Lost in the storm is that Rodriguez's right to privacy has been violated and the law broken. And now 103 other players are wondering if they will suffer that same fate.
In an interview with ESPN, Fehr explained the chronology of events that tied the hands of the union and shifted much of the burden of protecting the confidentiality of baseball's 2003 drug test results to the government. According to Fehr, the process of destroying those results had begun when the government issued a subpoena for the tests, stopping the process in its tracks.
"Once you find out that a subpoena has been issued, you obviously cannot destroy anything that is involved in an active investigation," Fehr told ESPN. "So we didn't."
The 2003 drug tests in question were part of the first-ever drug-testing agreement between MLB and its players. It called for a survey test which both sides agreed to keep confidential. If more than 5 percent of the players tested positive, baseball would install a more stringent program. Testing was completed on Nov. 13, 2003, and more than 5 percent -- 104 players in all -- tested positive. Rodriguez was among those players.

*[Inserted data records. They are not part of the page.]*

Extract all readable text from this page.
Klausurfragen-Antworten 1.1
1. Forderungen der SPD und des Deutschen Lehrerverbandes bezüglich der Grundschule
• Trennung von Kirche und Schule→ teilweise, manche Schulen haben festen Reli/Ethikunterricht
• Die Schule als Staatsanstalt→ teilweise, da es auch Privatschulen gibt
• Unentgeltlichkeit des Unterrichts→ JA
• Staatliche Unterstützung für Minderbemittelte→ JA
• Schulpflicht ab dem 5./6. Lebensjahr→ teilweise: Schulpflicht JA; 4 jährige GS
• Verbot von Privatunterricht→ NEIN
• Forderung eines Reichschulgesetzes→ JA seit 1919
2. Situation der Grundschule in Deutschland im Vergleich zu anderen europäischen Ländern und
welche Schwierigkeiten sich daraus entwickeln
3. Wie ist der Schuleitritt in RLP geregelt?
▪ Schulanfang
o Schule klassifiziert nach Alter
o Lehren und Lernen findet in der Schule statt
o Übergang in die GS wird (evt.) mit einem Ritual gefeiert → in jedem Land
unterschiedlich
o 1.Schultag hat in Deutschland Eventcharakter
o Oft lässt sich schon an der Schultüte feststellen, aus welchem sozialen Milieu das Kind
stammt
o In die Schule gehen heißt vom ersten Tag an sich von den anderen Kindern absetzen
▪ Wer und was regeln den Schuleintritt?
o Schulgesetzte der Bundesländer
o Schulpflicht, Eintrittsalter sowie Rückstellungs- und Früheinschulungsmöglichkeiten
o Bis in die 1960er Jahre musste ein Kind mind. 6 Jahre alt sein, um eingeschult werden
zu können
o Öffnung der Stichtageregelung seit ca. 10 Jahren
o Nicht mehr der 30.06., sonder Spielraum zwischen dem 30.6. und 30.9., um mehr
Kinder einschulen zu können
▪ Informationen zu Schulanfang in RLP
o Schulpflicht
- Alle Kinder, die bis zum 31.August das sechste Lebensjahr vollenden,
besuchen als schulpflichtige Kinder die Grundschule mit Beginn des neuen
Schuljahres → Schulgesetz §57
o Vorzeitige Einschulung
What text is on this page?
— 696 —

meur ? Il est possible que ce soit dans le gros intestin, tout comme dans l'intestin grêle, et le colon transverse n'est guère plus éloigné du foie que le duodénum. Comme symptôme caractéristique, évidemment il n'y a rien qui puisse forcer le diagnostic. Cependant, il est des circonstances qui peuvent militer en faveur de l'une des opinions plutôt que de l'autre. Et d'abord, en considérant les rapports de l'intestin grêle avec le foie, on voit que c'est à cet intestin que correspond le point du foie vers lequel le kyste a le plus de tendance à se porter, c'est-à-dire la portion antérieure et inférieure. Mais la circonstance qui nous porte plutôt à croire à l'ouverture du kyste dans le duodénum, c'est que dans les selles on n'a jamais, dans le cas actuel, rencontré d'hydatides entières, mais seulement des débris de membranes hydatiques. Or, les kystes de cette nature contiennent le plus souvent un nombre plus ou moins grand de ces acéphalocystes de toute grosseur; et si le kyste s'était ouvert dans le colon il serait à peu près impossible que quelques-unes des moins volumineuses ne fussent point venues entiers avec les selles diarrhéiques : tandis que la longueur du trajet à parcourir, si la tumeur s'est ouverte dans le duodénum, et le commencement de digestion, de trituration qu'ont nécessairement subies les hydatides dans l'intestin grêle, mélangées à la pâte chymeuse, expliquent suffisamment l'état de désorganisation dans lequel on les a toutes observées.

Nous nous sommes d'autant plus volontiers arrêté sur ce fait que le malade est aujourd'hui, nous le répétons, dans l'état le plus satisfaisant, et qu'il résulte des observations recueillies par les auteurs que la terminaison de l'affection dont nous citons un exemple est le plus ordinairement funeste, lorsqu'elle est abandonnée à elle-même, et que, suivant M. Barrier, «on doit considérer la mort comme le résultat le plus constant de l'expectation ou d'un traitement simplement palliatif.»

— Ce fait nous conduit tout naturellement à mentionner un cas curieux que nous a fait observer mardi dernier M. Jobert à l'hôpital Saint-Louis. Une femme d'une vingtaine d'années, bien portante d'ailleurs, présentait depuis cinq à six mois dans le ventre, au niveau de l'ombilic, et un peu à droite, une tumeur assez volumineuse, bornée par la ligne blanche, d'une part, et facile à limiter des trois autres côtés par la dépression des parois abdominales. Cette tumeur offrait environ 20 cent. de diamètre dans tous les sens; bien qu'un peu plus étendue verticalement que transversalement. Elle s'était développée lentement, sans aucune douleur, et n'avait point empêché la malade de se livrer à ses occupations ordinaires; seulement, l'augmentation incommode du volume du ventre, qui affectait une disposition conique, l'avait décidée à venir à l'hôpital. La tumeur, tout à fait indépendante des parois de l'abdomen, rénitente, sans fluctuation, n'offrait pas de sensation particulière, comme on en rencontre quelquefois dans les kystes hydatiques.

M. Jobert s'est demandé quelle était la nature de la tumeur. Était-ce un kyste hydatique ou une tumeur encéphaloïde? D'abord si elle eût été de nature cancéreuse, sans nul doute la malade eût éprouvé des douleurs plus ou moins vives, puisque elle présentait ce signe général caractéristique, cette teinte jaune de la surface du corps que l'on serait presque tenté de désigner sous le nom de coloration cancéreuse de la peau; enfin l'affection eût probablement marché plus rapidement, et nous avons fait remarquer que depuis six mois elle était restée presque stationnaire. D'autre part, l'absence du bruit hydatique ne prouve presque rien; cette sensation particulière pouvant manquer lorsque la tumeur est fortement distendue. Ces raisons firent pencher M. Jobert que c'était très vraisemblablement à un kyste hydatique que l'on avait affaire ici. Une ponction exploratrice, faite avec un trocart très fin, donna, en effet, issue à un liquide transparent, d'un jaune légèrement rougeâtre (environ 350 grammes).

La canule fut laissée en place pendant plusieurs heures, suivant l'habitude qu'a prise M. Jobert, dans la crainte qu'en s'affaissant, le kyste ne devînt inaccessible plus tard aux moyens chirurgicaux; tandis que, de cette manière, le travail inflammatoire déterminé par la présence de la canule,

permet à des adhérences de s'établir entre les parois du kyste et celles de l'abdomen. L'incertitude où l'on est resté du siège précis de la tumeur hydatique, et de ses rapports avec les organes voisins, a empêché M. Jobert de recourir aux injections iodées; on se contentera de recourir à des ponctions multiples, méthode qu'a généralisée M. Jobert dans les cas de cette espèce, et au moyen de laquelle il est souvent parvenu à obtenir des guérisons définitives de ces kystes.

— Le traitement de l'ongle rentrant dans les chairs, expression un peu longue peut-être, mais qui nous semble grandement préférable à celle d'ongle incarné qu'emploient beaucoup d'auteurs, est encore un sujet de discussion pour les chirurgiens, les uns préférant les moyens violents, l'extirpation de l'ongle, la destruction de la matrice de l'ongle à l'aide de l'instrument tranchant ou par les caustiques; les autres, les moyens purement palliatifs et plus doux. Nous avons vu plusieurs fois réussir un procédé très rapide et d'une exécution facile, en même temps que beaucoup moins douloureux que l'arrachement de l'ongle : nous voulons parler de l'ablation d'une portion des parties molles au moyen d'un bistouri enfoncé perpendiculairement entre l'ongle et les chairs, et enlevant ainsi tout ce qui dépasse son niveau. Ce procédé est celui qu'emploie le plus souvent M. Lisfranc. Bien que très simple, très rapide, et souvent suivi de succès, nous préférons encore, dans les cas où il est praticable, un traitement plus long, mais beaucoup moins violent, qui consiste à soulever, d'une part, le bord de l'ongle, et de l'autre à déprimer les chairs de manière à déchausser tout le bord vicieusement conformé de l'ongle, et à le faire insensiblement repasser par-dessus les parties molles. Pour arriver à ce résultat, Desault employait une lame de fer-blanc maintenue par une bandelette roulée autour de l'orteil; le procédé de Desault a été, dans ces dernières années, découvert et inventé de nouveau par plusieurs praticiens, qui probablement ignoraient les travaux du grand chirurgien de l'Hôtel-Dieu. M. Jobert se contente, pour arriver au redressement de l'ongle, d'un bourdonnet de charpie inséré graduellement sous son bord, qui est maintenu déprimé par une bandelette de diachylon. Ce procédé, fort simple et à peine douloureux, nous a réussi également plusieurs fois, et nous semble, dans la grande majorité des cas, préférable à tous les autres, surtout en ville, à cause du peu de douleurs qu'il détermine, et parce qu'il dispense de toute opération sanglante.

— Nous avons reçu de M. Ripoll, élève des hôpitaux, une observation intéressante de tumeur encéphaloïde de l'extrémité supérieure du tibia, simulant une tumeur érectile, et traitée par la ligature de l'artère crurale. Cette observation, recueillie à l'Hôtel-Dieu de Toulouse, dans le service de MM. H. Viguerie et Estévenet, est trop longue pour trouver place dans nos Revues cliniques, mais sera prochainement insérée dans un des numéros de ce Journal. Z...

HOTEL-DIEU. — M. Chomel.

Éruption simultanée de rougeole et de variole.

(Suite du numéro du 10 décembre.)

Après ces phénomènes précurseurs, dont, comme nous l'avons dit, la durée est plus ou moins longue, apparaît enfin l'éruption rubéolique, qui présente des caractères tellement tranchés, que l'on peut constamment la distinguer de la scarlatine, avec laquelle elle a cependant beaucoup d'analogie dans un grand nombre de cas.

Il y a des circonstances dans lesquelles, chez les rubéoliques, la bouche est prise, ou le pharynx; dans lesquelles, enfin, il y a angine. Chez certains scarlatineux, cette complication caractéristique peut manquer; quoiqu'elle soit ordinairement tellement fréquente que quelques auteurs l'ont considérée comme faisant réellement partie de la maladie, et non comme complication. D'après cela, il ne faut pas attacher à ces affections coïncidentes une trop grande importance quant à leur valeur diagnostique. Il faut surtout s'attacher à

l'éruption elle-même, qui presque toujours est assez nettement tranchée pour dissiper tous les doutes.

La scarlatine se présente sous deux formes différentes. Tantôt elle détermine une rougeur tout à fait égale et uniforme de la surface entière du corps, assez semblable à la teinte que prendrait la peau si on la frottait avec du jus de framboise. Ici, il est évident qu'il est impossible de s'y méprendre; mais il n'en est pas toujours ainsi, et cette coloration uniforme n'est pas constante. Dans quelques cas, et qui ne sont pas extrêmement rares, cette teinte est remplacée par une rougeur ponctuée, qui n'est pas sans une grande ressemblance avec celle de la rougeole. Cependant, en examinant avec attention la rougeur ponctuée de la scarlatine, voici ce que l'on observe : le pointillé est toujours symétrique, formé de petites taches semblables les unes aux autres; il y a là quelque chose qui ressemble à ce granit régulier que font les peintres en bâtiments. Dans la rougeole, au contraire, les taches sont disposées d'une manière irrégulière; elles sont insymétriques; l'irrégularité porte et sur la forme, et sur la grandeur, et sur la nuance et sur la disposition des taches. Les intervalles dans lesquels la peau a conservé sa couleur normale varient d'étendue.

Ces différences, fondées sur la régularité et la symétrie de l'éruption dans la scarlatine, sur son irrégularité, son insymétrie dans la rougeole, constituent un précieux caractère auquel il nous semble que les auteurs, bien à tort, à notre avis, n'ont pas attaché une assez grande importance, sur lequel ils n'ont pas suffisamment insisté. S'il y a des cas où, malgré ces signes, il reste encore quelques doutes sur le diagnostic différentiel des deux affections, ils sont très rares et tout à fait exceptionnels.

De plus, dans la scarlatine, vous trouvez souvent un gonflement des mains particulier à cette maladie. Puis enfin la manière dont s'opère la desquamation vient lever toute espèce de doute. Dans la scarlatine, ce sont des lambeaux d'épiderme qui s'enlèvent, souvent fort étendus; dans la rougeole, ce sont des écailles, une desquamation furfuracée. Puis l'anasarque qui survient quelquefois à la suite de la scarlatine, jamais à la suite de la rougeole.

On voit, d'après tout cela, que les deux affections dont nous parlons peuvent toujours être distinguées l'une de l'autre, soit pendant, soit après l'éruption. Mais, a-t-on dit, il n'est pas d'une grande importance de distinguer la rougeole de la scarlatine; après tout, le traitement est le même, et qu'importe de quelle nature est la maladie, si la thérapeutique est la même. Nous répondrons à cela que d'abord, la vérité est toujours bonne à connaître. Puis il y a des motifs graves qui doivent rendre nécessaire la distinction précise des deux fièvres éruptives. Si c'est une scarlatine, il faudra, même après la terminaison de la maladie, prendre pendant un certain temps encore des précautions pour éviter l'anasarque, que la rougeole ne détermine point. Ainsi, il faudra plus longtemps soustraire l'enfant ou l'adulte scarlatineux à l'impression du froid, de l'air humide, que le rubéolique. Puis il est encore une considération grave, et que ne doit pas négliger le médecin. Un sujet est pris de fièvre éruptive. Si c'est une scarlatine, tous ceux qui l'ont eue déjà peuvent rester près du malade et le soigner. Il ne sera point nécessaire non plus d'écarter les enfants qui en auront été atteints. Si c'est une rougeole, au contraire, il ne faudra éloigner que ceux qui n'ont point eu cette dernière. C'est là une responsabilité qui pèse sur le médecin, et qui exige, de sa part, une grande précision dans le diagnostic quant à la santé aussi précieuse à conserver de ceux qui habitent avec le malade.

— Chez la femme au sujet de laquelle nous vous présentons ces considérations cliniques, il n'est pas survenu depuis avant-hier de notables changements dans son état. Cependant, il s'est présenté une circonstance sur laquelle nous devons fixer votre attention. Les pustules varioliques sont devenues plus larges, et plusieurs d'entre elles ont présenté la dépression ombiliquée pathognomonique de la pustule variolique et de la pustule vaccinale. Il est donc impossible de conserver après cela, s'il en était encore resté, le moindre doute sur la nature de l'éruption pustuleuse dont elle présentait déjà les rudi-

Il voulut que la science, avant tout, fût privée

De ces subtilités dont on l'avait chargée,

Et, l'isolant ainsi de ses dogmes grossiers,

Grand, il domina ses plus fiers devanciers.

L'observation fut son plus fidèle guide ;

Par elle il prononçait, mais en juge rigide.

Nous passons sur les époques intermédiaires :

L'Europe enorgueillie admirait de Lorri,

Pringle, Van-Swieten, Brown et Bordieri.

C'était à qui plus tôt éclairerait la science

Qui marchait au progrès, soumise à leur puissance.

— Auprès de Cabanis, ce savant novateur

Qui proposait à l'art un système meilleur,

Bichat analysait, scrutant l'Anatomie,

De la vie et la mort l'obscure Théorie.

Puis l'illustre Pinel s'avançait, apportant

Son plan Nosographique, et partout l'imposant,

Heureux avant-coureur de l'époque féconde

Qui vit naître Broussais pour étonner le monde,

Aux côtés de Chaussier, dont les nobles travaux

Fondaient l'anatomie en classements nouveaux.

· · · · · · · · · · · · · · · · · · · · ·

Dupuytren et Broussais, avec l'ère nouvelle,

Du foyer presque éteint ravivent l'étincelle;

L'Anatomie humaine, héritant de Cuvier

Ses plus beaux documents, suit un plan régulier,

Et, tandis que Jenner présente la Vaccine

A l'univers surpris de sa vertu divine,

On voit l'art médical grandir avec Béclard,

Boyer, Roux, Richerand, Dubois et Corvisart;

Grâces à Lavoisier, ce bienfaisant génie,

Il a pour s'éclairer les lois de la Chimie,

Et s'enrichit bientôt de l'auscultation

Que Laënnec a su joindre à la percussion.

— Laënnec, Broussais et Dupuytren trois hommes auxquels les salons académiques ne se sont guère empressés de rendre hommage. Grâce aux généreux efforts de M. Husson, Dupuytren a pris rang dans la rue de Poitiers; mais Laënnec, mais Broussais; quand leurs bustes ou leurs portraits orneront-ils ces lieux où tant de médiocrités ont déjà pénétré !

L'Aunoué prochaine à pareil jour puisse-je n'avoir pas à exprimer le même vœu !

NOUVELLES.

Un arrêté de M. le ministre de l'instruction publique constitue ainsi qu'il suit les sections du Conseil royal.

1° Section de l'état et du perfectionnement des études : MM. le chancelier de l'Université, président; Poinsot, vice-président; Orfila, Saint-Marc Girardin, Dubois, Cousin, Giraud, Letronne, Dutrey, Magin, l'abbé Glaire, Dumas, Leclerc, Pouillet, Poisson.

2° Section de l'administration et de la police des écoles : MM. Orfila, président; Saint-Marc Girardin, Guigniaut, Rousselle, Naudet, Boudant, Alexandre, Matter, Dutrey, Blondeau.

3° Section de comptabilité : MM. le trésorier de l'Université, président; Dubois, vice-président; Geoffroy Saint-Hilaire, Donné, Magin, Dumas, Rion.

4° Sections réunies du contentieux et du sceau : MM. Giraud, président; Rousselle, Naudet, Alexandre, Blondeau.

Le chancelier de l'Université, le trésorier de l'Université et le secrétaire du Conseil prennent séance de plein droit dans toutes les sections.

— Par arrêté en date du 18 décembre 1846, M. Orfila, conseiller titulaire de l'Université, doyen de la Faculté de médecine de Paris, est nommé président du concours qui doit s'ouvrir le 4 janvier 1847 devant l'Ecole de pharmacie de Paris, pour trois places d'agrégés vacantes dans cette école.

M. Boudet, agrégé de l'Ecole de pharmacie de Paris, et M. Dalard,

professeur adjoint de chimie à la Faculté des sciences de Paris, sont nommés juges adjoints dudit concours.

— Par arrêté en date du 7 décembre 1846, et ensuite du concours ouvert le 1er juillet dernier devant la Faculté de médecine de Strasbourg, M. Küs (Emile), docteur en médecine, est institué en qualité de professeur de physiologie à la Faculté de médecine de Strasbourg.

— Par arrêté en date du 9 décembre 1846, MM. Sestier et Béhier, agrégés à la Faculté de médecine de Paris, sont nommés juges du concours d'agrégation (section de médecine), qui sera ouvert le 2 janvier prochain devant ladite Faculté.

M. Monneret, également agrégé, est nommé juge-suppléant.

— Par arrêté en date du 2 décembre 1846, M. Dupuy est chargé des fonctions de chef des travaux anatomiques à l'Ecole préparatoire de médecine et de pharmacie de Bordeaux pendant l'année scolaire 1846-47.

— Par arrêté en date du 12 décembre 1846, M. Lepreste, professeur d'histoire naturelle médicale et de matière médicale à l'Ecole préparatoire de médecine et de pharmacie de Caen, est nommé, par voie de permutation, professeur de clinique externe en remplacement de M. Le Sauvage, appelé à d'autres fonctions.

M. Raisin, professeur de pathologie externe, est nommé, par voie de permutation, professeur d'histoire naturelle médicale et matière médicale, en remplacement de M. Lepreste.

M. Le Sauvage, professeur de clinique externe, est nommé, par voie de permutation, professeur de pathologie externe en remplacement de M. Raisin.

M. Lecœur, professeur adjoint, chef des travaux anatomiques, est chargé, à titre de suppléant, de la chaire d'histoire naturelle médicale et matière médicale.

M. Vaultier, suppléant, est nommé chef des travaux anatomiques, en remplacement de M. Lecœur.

Players were informed that the 5 percent level had been exceeded on Nov. 14, the same day the news was released to the media. According to Fehr, on either that day -- a Friday -- or the following Monday, the union and baseball began working with the two companies involved in the testing to destroy the records and the urine samples.
While this was taking place, the government was considering whether to subpoena those results. Two months earlier, the federal government had made public its investigation into steroid distribution by BALCO. Ten of BALCO's clients were major league players.
According to Fehr, five days after baseball publicly announced the results of its testing program, the union was made aware that the BALCO prosecutors had issued a grand jury subpoena for the test results of every major leaguer, more than 1,000 players in all. The window for destroying the results had closed.
"If we had been in a rush to do something and then a subpoena showed up, I suspect people would be saying, 'why did you do that' and throwing around nefarious implications," said Steve Fehr, legal counsel to the union.
The grand jury subpoena launched a series of negotiations between the government on one side and the union and California Data Testing, the company overseeing the testing, on the other, over the scope of the BALCO investigation. Six months later, BALCO investigator Jeff Novitzky led 11 agents into the CDT office with a search warrant for the 10 BALCO-related players' results. He walked out with computer files containing the confidential test results of every major league baseball player as well as medical records of NFL, NHL players and three private businesses -- more than 4,000 files in all.
Three federal judges ordered the government to return the files, including one who asked if the Fourth Amendment against illegal search and seizure "had been repealed." Another of those judges, BALCO judge Susan Illston, called the prosecution's actions "a callous disregard" for the Constitution.
"We were perhaps surprised when the government did what it did," Steve Fehr said. "We went to court and got three different judges to say that the government was wrong and, in fact, had violated the constitutional rights of the players and of the players' association, and ordered it to give it all back."
A three-judge panel in California overturned that decision 2-1, allowing the government to pursue all 104 players who tested positive pending further appeals. It is unknown how many of the BALCO 10 were included in that total. Then the full 9th Circuit Court of Appeals vacated the panel's decision, and began hearing arguments in the case late last December.
There are 103 players wondering if their private records are safe until these 11 judges make their final ruling.
Jon Pessah is a senior writer with ESPN The Magazine, and Claire Smith is a baseball news editor for ESPN. The Associated Press contributed to this report.